African American History Month has its roots in the Civil Rights Movement, which started the idea that everyone should have equal rights. However, when do those rights become too much? According to Zaire Yancy, “…if it’s a big deal for some people then they should be allowed celebrate how they please.” She says that “…all diversity should be embraced…” Perhaps she has a point. Black History Month lets America acknowledge those of a different race, but why not celebrate everyone’s accomplishments as a whole instead of letting certain races stand out? According to Fran Polar, “…it’s a great way to help people become aware of those who made a huge impact on our country…we need to be reminded of the other races and their achievements.” However, why not just celebrate everyone? Fran Polar, one of the interviewees in this article, is of Peruvian descent, Zaire Yancy is of African descent, and Kayla Thiel is of white descent. Interviewing each of these people proved interesting, with all the different opinions.
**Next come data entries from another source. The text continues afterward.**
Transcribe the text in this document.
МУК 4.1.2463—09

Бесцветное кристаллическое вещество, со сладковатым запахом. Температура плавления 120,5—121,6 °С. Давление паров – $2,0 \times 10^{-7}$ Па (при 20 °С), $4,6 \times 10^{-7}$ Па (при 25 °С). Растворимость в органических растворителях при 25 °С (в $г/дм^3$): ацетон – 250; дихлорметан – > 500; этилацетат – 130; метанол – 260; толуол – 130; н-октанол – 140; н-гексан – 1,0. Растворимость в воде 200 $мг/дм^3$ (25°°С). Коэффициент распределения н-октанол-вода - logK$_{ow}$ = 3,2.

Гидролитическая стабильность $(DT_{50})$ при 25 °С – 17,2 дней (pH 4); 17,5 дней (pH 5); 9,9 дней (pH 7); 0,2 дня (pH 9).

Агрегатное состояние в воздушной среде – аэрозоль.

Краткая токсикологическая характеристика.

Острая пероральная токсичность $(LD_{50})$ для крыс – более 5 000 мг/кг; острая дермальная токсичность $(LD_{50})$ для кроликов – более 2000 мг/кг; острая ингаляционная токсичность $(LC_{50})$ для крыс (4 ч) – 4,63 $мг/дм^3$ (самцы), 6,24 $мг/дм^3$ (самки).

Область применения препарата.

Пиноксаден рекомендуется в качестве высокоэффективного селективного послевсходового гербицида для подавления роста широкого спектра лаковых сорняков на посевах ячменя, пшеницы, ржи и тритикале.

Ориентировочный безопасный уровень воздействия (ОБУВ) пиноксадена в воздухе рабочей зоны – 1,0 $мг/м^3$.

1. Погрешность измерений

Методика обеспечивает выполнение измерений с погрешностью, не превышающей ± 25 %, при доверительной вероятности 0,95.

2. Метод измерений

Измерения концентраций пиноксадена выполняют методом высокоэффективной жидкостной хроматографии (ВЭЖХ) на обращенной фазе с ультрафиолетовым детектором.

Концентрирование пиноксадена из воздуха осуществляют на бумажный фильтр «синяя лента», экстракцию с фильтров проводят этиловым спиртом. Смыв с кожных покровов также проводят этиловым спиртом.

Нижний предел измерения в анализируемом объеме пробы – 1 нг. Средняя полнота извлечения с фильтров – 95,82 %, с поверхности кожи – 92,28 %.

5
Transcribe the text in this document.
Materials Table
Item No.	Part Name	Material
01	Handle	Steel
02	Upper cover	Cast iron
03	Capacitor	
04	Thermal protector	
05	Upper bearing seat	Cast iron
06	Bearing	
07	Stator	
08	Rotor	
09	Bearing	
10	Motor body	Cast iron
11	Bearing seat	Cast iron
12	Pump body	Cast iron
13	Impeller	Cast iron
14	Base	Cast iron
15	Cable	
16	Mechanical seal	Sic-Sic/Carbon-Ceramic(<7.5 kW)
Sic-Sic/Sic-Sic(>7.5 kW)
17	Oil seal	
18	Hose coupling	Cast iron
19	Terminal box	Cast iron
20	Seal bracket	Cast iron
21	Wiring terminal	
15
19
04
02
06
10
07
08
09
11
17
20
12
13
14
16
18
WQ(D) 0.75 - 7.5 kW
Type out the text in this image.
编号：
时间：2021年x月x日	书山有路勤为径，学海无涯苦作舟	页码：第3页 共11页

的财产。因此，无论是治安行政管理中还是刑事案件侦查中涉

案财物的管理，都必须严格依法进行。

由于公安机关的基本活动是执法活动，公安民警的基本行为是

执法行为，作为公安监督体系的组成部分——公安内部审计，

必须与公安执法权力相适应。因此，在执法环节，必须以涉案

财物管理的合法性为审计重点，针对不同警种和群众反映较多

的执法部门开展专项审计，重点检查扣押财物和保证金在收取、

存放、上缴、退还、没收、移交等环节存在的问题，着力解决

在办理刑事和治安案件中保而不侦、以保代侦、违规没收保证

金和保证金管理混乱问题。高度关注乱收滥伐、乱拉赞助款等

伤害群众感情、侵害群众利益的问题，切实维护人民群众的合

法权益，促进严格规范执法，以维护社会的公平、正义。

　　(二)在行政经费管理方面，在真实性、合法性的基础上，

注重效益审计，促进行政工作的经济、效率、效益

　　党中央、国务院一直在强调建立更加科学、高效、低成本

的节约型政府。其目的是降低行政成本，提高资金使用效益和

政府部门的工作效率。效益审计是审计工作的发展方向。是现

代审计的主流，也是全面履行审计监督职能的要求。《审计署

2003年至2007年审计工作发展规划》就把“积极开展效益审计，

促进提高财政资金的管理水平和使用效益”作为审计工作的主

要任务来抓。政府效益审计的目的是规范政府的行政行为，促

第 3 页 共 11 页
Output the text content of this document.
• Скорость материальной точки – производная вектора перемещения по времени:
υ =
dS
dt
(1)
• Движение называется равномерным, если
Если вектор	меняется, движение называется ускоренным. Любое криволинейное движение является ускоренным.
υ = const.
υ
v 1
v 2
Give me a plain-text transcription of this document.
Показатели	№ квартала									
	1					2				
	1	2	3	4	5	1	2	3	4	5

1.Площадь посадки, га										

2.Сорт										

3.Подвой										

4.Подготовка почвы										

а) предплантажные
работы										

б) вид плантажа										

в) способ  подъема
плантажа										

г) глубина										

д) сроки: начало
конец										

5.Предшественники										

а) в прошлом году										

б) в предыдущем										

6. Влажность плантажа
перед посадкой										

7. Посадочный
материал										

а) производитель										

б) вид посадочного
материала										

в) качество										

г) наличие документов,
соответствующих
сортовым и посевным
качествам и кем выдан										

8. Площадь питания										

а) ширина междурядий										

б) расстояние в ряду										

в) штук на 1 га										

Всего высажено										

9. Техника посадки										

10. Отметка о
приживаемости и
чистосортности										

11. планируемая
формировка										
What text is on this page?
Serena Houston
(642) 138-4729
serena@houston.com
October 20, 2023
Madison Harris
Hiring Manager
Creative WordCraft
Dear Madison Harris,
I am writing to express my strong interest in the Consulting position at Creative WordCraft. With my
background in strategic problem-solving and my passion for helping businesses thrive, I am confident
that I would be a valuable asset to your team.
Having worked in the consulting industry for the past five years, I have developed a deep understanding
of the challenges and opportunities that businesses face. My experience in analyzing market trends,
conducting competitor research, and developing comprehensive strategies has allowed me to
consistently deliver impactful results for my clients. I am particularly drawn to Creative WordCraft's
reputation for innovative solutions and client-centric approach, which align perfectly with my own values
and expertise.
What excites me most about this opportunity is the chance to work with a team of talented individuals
Kayla Thiel said that “…celebrating a single race nonchalantly builds a greater divide between races and inevitably defeats the purpose of the elimination of racist and/or prejudiced behavior.” Kayla also said that “…if one race is celebrated, all races should be celebrated.” Shown in these few quotes, it is clear that there are varying opinions on the issue of the celebration of Black History Month. There are many ways this issue could be fixed, including mixing up the celebrations of all people and dispersing them throughout the year. Diversity should be embraced, but it should not be used to encourage segregation.